Comment by derbOac
2 days ago
I don't think physician compensation per se is a good metric for capturing the effect of lack of providers, because some of the increased costs are due to the bottlenecks in the services per se, in terms of procedure costs and types of procedures offered. I also don't think the number of providers per se under the current regime, without deregulation or reregulation of practice boundaries, is representative of what would happen if there were changes in those boundaries. Adding more optometrists 5 years ago isn't the same as changing what they're allowed to do. It also doesn't address what cost increases would have been without an increase in the number of providers.
9% might also seem pretty big to me if it's out of all spending and doesn't include other provider compensation? What if overall healthcare costs went down, but physician compensation stayed the same? Would that then be a problem because it was an increased proportion of the total costs — fat left to be trimmed, so to speak?

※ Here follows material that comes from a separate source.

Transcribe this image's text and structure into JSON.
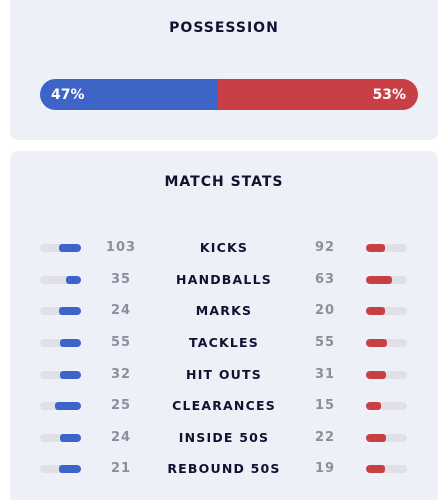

There are many problems that don't have anything to do with providers per se, but I also don't think you can glean much by extrapolating to more of the same, especially compensation per se.
If lack of physicians is leading to an increase in costs, you’d expect to see physicians capturing a large part of that increase. There are situations where that wouldn’t hold, but it requires moving away from the simplest explanation that fits the data.
We don’t have to extrapolate from physician compensation though. We know that providers per capita have increased, but costs have continued to skyrocket. Therefore a lack of providers is not the immediate cause of the increase.
In addition to increasing the number of providers, the scope of practice for non-physician providers has almost universally increased.
All of this doesn’t prove that increasing the number of physicians wouldn’t lower costs some amount, but it does show that the increases over the last 20-30 years requires some other explanation.
9% is nothing when you consider that these people provide the value. With no physicians, there is no healthcare.